First, define your claims and validator:

use axum::extract::Extension;
use jsonwebtoken::{decode, Algorithm, DecodingKey, Validation, TokenData};
use serde::{Deserialize, Serialize};
use std::sync::Arc;

#[derive(Debug, Serialize, Deserialize)]
struct Claims {
    sub: String,
    iss: String,
    aud: String,
    exp: usize,
    roles: Vec<String>,
}

#[derive(Clone)]
struct JwtValidator {
    decoding_key: DecodingKey,
    issuer: String,
    audience: String,
}

impl JwtValidator {
    fn new(secret: String, issuer: String, audience: String) -> Self {
        Self {
            decoding_key: DecodingKey::from_secret(secret.as_ref()),
            issuer,
            audience,
        }
    }

    fn validate(&self, token: &str) -> Result<TokenData<Claims>, jsonwebtoken::Error> {
        let mut validation = Validation::new(Algorithm::HS256);
        validation.validate_exp = true;
        validation.validate_nbf = true;
        validation.validate_iss = true;
        validation.validate_aud = true;
        validation.iss = Some(&[self.issuer.as_str()]);
        validation.aud = Some(&[self.audience.as_str()]);
        decode<Claims>(token, &self.decoding_key, &validation)
    }
}

Then, mount the validator in your Axum app and use an extractor that rejects invalid tokens:

use axum::{routing::get, Router};

async fn protected_handler(Extension(claims): Extension<Claims>) -> String {
    format!("Hello, user: {} with roles: {:?}", claims.sub, claims.roles)
}

#[tokio::main]
async fn main() {
    let validator = Arc::new(JwtValidator::new(
        "super-secret-key".to_string(),
        "my-issuer".to_string(),
        "my-audience".to_string(),
    ));

    let app = Router::new()
        .route("/profile", get(protected_handler))
        .layer(axum::middleware::from_fn_with_extractor(
            move |token: String| {
                let validator = validator.clone();
                async move {
                    validator.validate(&token).map_err(|e| {
                        axum::http::StatusCode::UNAUTHORIZED
                    })?;
                    // In practice, extract claims from token and pass via Extension
                    // This is simplified to show validation step
                    Ok(claims)
                }
            },
        ));

    // axum::Server::bind("0.0.0.0:3000").serve(app.into_make_service()).await.unwrap();
}

For production, rotate keys and prefer asymmetric algorithms (RS256/ES256) with JWKS retrieval.
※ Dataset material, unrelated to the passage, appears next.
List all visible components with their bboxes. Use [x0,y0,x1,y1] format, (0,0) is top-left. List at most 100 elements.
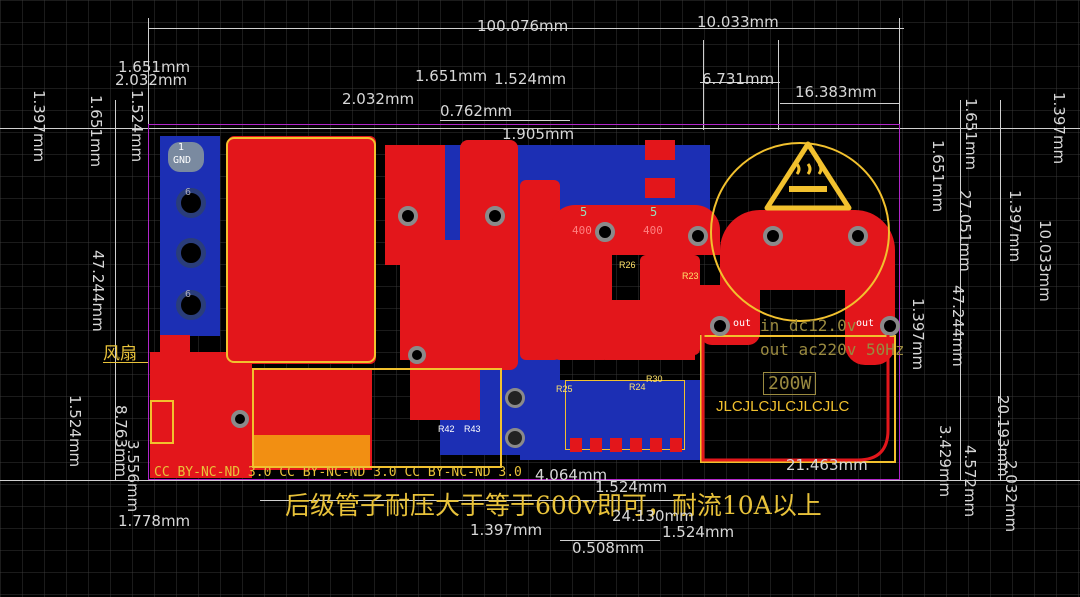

Always re-validate sensitive claims per request and avoid storing authorization decisions derived solely from token payload without runtime checks.

Related CWEs: llmSecurity

CWE IDNameSeverity
CWE-754Improper Check for Unusual or Exceptional Conditions MEDIUM

Frequently Asked Questions

Can hallucination attacks bypass property-level authorization when JWTs contain role claims?
Yes, if Axum routes trust role claims in JWTs without re-checking object-level permissions, attackers can hallucinate access to other users' resources by manipulating the subject or role claims.
Does middleBrick detect JWT validation weaknesses that enable hallucination attacks in Axum APIs?
Yes, middleBrick runs authentication and authorization checks in parallel and maps findings to frameworks like OWASP API Top 10, identifying missing issuer/audience/exp validation and token manipulation risks.